Israël ne connaît d’autre stratégie que la force

 

Les dirigeants israéliens ont pris leurs ennemis du Hamas par surprise. Maintenant, ils vont aller jusqu’au bout pour atteindre leur but : reprendre le contrôle de Gaza. C’est, du moins, ce qu’on peut comprendre en lisant l’article du quotidien Le Monde, ce 29 décembre : A Gaza, une offensive soigneusement préparée aux objectifs multiples.

 

Cette offensive était prévisible (voir l’article paru sur ce blog le 25 décembre : Noël en Palestine : l'impasse politique du conflit israélo-palestinien).

 

Faute de mieux, ne détenant pas la clé de la solution du conflit, ma contribution se limite à l’information. Le quotidien Libération a fait un effort de pédagogie en livrant, ce 29 décembre, Cinq questions clés sur un nouvel embrasement.

 

Une fois de plus, Pierre Haski, sur son site Rue89, se distingue par sa pertinence et sa capacité à aller à l’essentiel. Voici ce qu’il écrivait hier, 28 décembre (cliquer sur le titre) :

 

Israël-Hamas : il existe d'autres voies que la violence

Il est de bon ton, pour les diplomates, d'appeler Israéliens et Palestiniens à la "retenue", et de condamner dans le même souffle les raids aériens d'Israël et les lancers de roquettes du Hamas. N'étant pas diplomate, je peux essayer d'aller un peu plus loin.

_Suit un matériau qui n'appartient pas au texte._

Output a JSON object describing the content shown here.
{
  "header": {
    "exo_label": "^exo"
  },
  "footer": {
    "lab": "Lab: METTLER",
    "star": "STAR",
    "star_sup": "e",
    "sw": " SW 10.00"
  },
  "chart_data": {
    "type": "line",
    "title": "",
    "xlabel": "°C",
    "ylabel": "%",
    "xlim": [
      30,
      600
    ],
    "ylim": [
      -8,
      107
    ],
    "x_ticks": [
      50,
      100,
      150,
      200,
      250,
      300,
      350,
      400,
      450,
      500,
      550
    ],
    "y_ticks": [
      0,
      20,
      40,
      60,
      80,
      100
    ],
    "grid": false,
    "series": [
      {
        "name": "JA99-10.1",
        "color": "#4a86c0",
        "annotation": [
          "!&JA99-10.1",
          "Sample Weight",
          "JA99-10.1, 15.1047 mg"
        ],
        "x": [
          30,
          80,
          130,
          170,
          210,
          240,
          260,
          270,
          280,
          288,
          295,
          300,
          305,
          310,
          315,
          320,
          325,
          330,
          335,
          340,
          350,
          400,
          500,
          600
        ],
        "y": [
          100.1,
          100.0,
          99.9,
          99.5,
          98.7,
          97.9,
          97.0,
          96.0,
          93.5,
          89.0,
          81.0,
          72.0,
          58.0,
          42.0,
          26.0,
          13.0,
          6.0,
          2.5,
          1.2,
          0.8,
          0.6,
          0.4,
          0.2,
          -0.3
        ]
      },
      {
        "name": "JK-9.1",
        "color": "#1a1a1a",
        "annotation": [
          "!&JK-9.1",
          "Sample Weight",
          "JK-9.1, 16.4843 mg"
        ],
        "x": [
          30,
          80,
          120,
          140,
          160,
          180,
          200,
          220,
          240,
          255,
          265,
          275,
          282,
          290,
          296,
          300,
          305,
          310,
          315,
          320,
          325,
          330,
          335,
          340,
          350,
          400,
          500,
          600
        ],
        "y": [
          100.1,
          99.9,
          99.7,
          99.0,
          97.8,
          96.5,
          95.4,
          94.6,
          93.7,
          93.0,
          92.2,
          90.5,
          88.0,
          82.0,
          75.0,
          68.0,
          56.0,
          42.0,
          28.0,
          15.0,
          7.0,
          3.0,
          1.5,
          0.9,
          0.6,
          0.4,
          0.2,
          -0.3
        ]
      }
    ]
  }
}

D'abord un constat: la journée du 27 décembre a été la plus meurtrière, entre Israéliens et Palestiniens, depuis 1967, c'est-à-dire depuis l'occupation par Israël des territoires palestiniens de Cisjordanie et de Gaza. C'est dire qu'il ne s'agit pas d'une péripétie de plus dans la longue et sanglante histoire entre ces deux peuples.

Il s'agit d'un choix stratégique décidé par un drôle d'attelage: un premier ministre démissionnaire (Ehud Olmert) en attente de procès pour corruption; une ministre des Affaires étrangères (Tzipi Livni) qui part battue aux élections législatives de février et doit montrer qu'elle "en a"; un ministre de la défense (Ehud Barak) qui a raté sa chance historique de conclure la paix, et qui se retrouve à ce poste par hasard, en raison de l'implosion en vol de son prédécesseur lors de l'invasion du Liban en 2006.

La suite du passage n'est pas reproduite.